Biolife's Penn & Teller-like process engineering team, known affectionately around the company only as "Mark and Kelly," is developing new machinery for the company. Mark, an engineering genius, has a slight build and doesn't speak much. Kelly, by far the larger and more gregarious of the two men, has a chemistry background and basically speaks for the team, enthusiastically showing off their inventions.
"There are only three people in the world who know the patented formula for making QR - Alf, and Mark and Kelly," says Goodman. "I don't even know how to make it. But Mark and Kelly do more than cook QR. Individually, they are each really smart and talented. Together, they are brilliant. About two and a half years ago, we decided to become self-sufficient and get our own filling machine instead of contract out to a pharmaceutical company to do filling for us. We put in an order to buy one for $35,000, but it was going to take at least eight weeks for it to be delivered. Mark and Kelly built a filler machine basically over a weekend for only $500. We canceled our order on the $35,000 machine, then that company wanted to come in and patent Mark and Kelly's invention!"
More recently, Biolife was looking at a more sophisticated, higher-speed filling machine that would cost the company $100,000. Mark and Kelly designed their own prototype in short order; it's now being built at a cost to Biolife of only about $2,500. "Mark and Kelly are perfectionists of the Biolife way," says Goodman of the company's dogged determination to persevere and push through the barriers they face.

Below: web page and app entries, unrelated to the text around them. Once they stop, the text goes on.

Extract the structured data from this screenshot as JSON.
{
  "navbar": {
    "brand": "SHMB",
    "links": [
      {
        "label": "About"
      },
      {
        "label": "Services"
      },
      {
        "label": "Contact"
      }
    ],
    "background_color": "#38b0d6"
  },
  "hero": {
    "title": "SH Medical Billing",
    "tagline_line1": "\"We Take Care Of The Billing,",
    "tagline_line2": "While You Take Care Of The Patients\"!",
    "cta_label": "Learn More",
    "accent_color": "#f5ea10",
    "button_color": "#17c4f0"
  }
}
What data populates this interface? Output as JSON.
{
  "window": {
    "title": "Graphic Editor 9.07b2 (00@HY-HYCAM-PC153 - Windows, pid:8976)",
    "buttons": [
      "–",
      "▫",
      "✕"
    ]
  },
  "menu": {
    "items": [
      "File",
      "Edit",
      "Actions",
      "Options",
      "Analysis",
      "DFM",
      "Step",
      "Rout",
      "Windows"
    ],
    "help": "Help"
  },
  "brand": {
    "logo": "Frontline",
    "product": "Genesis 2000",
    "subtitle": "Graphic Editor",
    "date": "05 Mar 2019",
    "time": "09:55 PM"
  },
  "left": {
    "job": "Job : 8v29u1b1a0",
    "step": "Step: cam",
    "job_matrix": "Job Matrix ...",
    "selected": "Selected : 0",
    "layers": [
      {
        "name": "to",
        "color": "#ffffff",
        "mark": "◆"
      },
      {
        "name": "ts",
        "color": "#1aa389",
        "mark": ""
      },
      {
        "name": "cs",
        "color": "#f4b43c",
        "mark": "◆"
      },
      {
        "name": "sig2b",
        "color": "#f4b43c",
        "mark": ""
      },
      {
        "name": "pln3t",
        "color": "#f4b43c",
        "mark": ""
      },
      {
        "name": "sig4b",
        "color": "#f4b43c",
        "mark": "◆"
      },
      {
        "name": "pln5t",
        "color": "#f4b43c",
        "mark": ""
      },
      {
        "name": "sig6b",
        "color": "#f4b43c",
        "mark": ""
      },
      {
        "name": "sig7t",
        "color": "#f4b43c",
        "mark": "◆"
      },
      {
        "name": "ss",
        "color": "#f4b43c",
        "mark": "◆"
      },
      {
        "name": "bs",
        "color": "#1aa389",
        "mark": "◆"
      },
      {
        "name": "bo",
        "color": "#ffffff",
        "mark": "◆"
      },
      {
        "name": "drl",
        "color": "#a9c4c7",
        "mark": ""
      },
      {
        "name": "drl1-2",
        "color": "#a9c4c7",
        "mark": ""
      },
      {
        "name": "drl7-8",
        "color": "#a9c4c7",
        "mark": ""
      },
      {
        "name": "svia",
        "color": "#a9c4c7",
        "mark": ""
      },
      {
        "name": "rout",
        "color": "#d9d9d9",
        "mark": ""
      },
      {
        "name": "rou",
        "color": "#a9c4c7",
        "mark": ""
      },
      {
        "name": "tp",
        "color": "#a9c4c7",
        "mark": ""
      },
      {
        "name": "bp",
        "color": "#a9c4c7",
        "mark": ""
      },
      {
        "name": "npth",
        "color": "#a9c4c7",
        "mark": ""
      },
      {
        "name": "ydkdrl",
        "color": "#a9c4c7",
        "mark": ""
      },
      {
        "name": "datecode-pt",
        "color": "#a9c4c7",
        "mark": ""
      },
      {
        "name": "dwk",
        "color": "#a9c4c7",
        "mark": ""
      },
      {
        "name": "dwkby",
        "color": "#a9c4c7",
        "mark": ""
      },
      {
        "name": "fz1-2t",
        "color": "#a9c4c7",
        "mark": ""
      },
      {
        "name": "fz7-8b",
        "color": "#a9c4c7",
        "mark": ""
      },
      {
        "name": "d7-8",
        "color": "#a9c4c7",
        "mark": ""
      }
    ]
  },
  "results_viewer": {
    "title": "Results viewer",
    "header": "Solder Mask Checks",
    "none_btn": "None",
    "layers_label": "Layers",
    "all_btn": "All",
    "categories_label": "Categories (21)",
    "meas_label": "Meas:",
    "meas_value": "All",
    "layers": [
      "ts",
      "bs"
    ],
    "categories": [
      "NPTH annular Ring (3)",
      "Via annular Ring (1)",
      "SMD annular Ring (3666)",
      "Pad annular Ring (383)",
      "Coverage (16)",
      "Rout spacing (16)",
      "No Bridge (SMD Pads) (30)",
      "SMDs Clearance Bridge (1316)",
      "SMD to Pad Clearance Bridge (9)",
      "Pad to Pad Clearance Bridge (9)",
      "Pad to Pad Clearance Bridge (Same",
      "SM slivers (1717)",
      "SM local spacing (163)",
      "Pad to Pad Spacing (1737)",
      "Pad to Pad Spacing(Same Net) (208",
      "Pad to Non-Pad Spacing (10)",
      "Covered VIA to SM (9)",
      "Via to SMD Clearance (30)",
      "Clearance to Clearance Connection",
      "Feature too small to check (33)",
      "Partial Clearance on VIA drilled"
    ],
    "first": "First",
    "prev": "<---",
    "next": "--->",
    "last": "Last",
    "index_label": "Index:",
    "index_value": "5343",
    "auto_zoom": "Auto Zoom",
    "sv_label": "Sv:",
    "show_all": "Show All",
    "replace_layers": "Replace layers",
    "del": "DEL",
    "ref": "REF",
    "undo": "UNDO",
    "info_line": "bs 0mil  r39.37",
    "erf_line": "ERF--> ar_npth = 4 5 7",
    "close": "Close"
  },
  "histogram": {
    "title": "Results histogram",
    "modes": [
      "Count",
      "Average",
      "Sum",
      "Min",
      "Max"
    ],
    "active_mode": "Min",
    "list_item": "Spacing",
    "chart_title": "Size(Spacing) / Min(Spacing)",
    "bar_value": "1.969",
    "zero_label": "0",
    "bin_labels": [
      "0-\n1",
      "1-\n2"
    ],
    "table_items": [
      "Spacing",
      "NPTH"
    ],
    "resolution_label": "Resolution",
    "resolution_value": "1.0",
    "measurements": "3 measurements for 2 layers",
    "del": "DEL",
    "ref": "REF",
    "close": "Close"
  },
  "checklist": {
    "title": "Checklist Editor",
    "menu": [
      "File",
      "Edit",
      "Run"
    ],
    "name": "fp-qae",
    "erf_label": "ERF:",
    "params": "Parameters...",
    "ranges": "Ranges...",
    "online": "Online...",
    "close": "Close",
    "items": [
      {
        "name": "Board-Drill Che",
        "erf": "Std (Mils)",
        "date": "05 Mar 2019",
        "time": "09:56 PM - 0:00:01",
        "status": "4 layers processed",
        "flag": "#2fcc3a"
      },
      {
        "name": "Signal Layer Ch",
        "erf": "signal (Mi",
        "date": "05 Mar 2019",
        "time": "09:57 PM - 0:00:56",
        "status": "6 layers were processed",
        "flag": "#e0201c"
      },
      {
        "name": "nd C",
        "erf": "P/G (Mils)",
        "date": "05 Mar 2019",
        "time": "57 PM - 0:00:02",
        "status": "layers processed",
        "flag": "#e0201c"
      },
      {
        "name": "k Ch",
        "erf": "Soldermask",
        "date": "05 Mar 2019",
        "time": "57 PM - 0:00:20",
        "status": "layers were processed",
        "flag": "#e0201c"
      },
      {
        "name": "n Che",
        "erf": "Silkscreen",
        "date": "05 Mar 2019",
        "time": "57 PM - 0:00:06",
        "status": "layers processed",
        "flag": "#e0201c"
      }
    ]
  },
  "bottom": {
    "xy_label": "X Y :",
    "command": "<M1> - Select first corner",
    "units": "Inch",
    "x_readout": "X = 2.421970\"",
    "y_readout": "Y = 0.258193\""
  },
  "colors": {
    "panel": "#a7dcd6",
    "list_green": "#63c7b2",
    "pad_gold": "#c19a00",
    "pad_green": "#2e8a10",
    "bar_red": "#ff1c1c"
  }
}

The "Biolife way" is a well-known mantra within the company walls, one that often brings shock to new employees. The company has broken down functional barriers and hierarchies - there are no prominent offices for top company executives. Every one of the 36 employees is expected to work as a team and contribute to the company's success. There are no layoffs, even in the lowest times, something that surprised the Hispanic women who work in packaging and are accustomed to layoffs.
"We are happy, a team," says Alma, who came to America in 1985 as a 10-year-old migrant farm worker and who now works at Biolife, separating and packaging blister packs of the product. "This is the best company. We are grateful because this is not just a business. They take care of families. And we are empowered. We participate in decision-making." Alma and her colleagues made a suggestion for a packaging improvement that the company is implementing.
Goodman says the company has three standards for its employees: "First, what do they teach me? Second, what do they do to build up their teammates, not themselves? What have they done to make the team better? Third, what do they accomplish? But if they do it on their own, that's a negative. Not everyone works well in that kind of environment. But at Biolife, we can do very little here on our own. We are a team and we need help, because we are breaking through barriers in the market. The biggest challenge we face is changing the mindset of the market. We have to make people think differently about what to do when someone is bleeding."